Enfin, une bonne moitié de la manifestation était constituée de gens modestes, travailleurs, chômeurs ou retraités, venus exprimer leur indignation au moins autant face à la menace de guerre elle-même que face à l'arrogance d'un gouvernement qui depuis des mois méprise le fait que la majorité de l'opinion soit opposée à sa politique. C'est cette indignation que reflétaient les dizaines de milliers de pancartes confectionnées à la main par les manifestants.

Pendant ce temps, à Glasgow, Blair avait avancé de quatre heures le discours qu'il devait faire devant la conférence du Parti Travailliste écossais - ceci afin d'éviter le rassemblement prévu devant le hall de conférence à l'heure officielle de son discours. Inutile de dire que la centaine de milliers de manifestants qui se rassemblèrent à l'heure dite apprécièrent à sa juste valeur le courage de ce politicien prêt à faire couler le sang de la population irakienne sous prétexte que " débarrasser le monde de Saddam Hussein sera un acte humanitaire ", mais pas prêt à affronter une opinion qui conteste ses engagements bellicistes !

Après cette journée du 15 février, personne ne peut contester aujourd'hui l'opposition de l'opinion publique britannique à la menace de guerre contre l'Irak. Blair lui-même s'en garde bien. Change-t-il de politique ? Il n'en est pas question. Tout au plus se contente-t-il d'envoyer des messages contradictoires - mais ce n'est pas nouveau - tantôt insistant sur la nécessité de chercher une " solution dans le cadre de l'ONU ", formule suffisamment floue pour se prêter à toutes les interprétations, et tantôt renchérissant sur la rhétorique guerrière de Bush.

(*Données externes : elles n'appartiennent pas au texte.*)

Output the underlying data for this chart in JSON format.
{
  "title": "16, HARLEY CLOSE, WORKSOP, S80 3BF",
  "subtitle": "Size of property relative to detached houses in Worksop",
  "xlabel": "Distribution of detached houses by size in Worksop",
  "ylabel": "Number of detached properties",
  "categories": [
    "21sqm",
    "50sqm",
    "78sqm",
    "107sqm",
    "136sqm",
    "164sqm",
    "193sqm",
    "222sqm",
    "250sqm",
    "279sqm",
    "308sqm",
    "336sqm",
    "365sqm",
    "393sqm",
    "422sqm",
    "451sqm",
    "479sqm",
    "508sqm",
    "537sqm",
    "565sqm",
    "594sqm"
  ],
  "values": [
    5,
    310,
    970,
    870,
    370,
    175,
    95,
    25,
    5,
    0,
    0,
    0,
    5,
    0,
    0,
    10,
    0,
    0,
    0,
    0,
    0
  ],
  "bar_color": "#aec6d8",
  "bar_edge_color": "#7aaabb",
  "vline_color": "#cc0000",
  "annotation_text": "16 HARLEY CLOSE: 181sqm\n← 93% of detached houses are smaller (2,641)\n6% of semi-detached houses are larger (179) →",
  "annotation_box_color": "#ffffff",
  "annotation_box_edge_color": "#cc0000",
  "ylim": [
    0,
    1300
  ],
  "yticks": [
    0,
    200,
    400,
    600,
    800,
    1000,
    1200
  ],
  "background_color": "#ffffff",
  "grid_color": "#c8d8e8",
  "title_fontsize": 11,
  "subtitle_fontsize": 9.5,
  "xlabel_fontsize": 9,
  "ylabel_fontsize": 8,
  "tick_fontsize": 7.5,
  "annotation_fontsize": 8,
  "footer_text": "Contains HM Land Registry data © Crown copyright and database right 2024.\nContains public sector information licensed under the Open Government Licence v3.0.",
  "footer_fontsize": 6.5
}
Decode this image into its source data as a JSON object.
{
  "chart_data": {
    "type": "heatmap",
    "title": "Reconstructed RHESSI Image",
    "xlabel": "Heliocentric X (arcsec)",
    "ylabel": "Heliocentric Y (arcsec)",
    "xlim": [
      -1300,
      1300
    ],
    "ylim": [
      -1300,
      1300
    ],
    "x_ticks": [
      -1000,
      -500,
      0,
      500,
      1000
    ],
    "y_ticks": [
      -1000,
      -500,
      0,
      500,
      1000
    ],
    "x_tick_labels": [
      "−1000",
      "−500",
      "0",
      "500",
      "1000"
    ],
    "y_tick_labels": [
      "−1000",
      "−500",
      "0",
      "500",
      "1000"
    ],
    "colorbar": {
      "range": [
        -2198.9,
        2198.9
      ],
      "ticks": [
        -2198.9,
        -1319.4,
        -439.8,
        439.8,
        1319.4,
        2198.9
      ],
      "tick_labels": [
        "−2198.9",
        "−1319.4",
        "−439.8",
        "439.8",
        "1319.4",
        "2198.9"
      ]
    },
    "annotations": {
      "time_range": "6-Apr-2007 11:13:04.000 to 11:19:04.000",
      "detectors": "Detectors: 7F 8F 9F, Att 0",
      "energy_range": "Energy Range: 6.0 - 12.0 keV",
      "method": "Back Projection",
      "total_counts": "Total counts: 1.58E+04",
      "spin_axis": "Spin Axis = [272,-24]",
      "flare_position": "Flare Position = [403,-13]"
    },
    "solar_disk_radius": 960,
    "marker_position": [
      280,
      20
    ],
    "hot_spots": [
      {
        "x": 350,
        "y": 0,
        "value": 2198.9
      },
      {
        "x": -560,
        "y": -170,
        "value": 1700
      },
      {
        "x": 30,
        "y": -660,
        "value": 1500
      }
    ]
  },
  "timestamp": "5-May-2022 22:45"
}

Car Blair sait que le courant pacifiste qu'il a face à lui n'a rien d'homogène. Une partie de ce courant est bien plus inspirée par l'anti-américanisme, l'isolationisme et surtout de profondes illusions dans la " neutralité " de l'ONU, que par un rejet réel de la politique prédatrice de l'impérialisme britannique à l'égard des pays pauvres. Et c'est ce qui marque les limites de ce mouvement dans l'état actuel des choses, quel que soit par ailleurs le degré de mobilisation qu'il a réussi à entraîner.

Cela dit, quoique puisse en dire Blair, cette mobilisation a été un désaveu sans appel dont l'impact peut se révéler profond car, à en juger par les réactions enthousiastes dans les entreprises le lendemain, il va bien au-delà de ceux qui y ont participé. Du coup, il est possible qu'en renforçant le moral d'une partie de la population face à Blair et à sa politique, en particulier parmi les jeunes et les travailleurs, ce 15 février contribue à leur faire prendre conscience de la force collective qu'ils représentent, et les convainque du fait qu'à défaut de pouvoir empêcher cette sale guerre, ils peuvent peut-être forcer Blair à remballer ses missiles et bien d'autres choses encore.